Et même, sans avoir égard à la finance, c’étoient les dix principaux magistrats d’une ville, ou les dix principaux seigneurs d’une province. Chambers. (G)

* DECARGYRE, s. m. (Hist. anc.) monnoie qu’on appelle aussi majorina. Elle valoit dix argentei, ce qu’on évalue à environ 11 liv. 5 s. de notre monnoie actuelle.

* DECASYLLABIQUE, adj. (Belles-Lett.) de dix syllabes : c’est certainement le nom qu’il faudroit donner à nos vers de dix syllabes, & non celui de dissyllabique, qui signifie de deux syllabes. Il me semble cependant que l’usage a prévalu contre la raison, &

qu’on les appelle toûjours vers dissyllabiques. Ceux qui sont pour cet usage devroient au moins écrire & prononcer dixsyllabe & dixsyllabique ; alors ce terme seroit un composé de deux mots françois. La prononciation en seroit un peu dure, mais il signifieroit ce qu’on lui fait signifier.

DÉCASTYLE, s. m. signifioit dans l’ancienne Architecture, un bâtiment dont le front étoit orné de dix colonnes. Le temple de Jupiter olympien étoit décastyle. Ce temple a été bâti à Athenes par Cossutius, architecte romain, & s’appelloit Hypæthre, c’est-à-dire découvert & exposé aux injures du ciel, & étoit pycnostyle, c’est-à-dire à colonnes serrées. Voyez.

Le mot décastyle est formé de δέκα, dix, & στύλος, colonne. (P)

DECEINTRER, v. act. terme d’Architecture, c’est démonter un ceintre de charpente après qu’une voûte ou un arc est bandé, & que les joints en sont bien fichés. Voyez Cintre. (P)

DÉCEINTROIR, s. m. (Maçonnerie.) espece de marteau à deux taillans tournés diversement, dont les Maçons se servent soit pour équarriser les trous commencés avec le têtu, soit pour écarter les joints des pierres dans les démolitions.

DÉCELER, DÉCOUVRIR, MANIFESTER, RÉVÉLER, synonymes. (Gramm.) ces mots désignent en général l’action de faire connoître ce qui est caché. Voici les nuances qui les distinguent. On découvre son secret, on révele celui des autres, on manifeste ses vertus, on décele ses vices. (O)

DÉCEMBRE, s. m. (Chron.) c’étoit le dixieme mois de l’année romaine, comme son nom le désigne assez : & c’est le douzieme de la nôtre, depuis que nous commençons l’année en Janvier, c’est-à-dire depuis l’édit de Charles IX. en 1564.

A la fin de ce mois le Soleil entre au signe du Capricorne, ou plûtôt la terre entre réellement au signe du Cancer, opposé au Capricorne ; ou, pour parler encore plus juste, la terre entre dans la constellation des Gemeaux, & le Soleil dans celle du Sagittaire, qui à cause de la précession des équinoxes (voyez ce mot) occupent aujourd’hui les places que paroissoient occuper autrefois le Cancer & le Capricorne. Voyez Zodiaque. (O)

DECEMPEDA, s. m. (Hist. anc.) verge de dix piés ; étoit un instrument dont les anciens se servoient pour mesurer. Voyez Mesure & Verge.

Le decempeda étoit une verge ou regle divisée en 10 piés, c’est de là que lui est venu son nom, qui est dérivé de decem, dix, & pes, pedis, pié. Le pié étoit subdivisé en 12 pouces, & chaque pouce en 10 doigts. Voyez Pied.

On se servoit de cet instrument pour la mesure des terres, comme on se sert aujourd’hui de la chaîne, de la toise, ou de la verge. Les Architectes s’en servoient aussi pour donner à leurs bâtimens les proportions & les dimensions convenables aux regles de l’art.

Horace, liv.
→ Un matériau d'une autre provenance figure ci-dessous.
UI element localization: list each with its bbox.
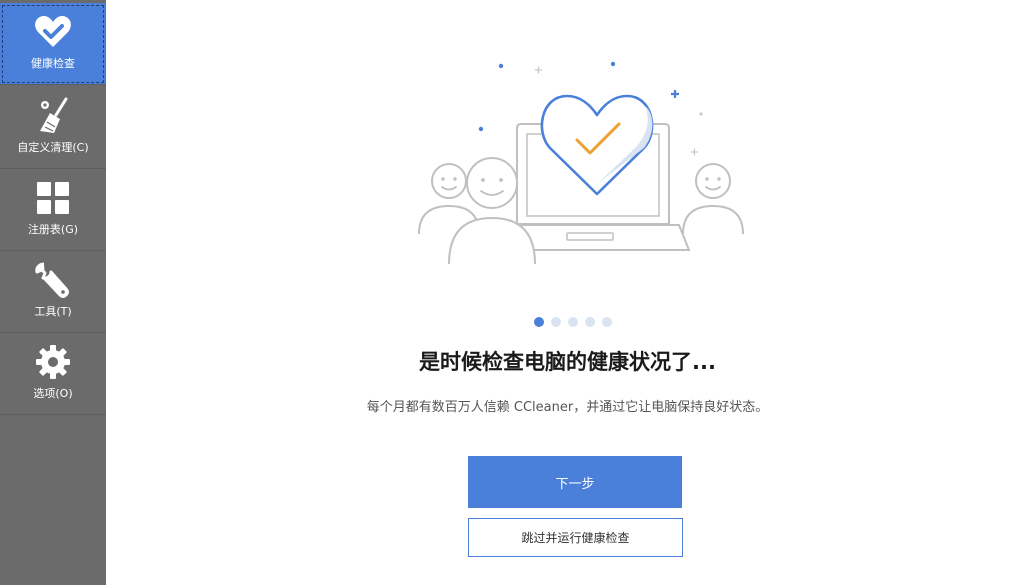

II. od. 15. se plaignant de la magnificence & de la délicatesse excessive des bâtimens de son tems, dit qu’ils n’étoient pas ainsi du tems de Romulus & de Caton ; qu’on ne voyoit point alors dans les maisons des particuliers, des portiques mesurés avec le decempeda, & tournés au nord pour y prendre le frais. Chambers. (G)

DÉCEMVIR, s. m. (Hist. rom.) magistrat des Romains qui fut créé avec autorité souveraine pour faire des lois dans l’état. On le nomma décemvir, parce que ce grand pouvoir ne fut attribué qu’à dix personnes ensemble, & seulement pendant le cours d’une année. Mais à peine eurent-ils joüi de cet état de souveraineté, qu’ils convinrent par serment de ne rien négliger pour le retenir toute leur vie.